Alumni win Nobel Prize for economics
Recognized for work on change and the macroeconomy
Two alumni of Harvard’s Faculty of Arts and Sciences (FAS) won the Nobel Prize for economics Monday for their work on change and the macroeconomy.
The Royal Swedish Academy of Sciences awarded the Nobel — officially called the Bank of Sweden Prize in Economic Sciences in Memory of Alfred Nobel — to Professor Christopher A. Sims of Princeton University and to Professor Thomas J. Sargent of New York University. Both scholars got their Ph.D. in economics from Harvard’s Graduate School of Arts and Sciences (GSAS) in 1968. Sims also graduated magna cum laude in mathematics from Harvard College in 1963. The two will split the award’s $1.5 million prize.
In their award citation, the members of the academy listed some of the important questions that Sargent and Sims addressed in their research.

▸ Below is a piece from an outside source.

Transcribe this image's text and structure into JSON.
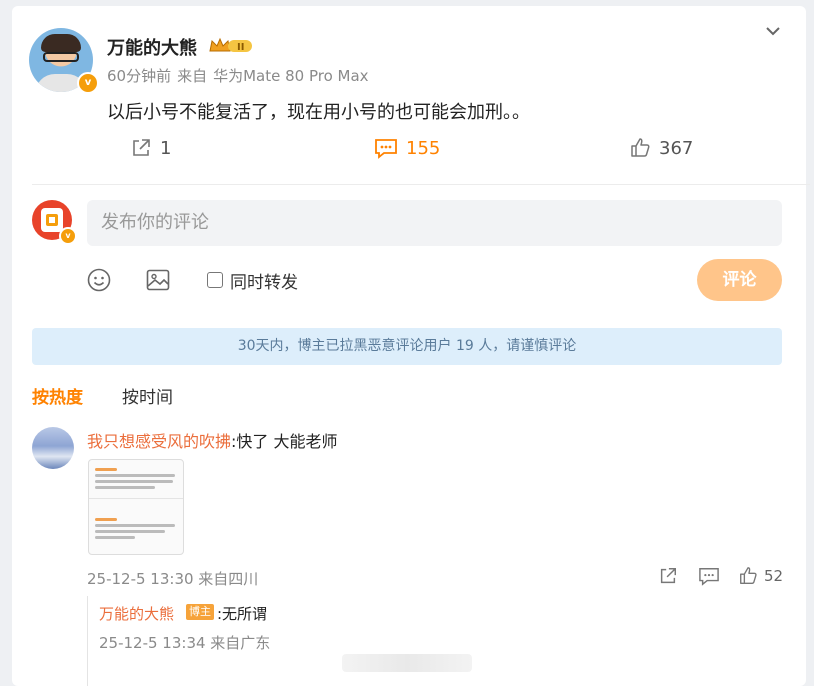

“How are GDP and inflation affected by a temporary increase in the interest rate or a tax cut?” they wrote. “What happens if a central bank makes a permanent change in its inflation target or a government modifies its objective for budgetary balance? This year’s laureates in economic sciences have developed methods for answering these and many other questions … ”
Sargent and Sims are the sixth and seventh Harvard alumni recognized with 2011 Nobels. Liberian President Ellen Johnson Sirleaf, a Harvard Kennedy School alumna, was a co-winner of the 2011 Nobel Peace Prize. Saul Perlmutter ’81, Brian P. Schmidt, GSAS Ph.D. ’93, and Adam G. Riess, GSAS Ph.D. ’96, won the Nobel Prize in physics. For the Nobel Prize in physiology or medicine, the late Ralph M. Steinman, Harvard Medical School ’68, was honored posthumously.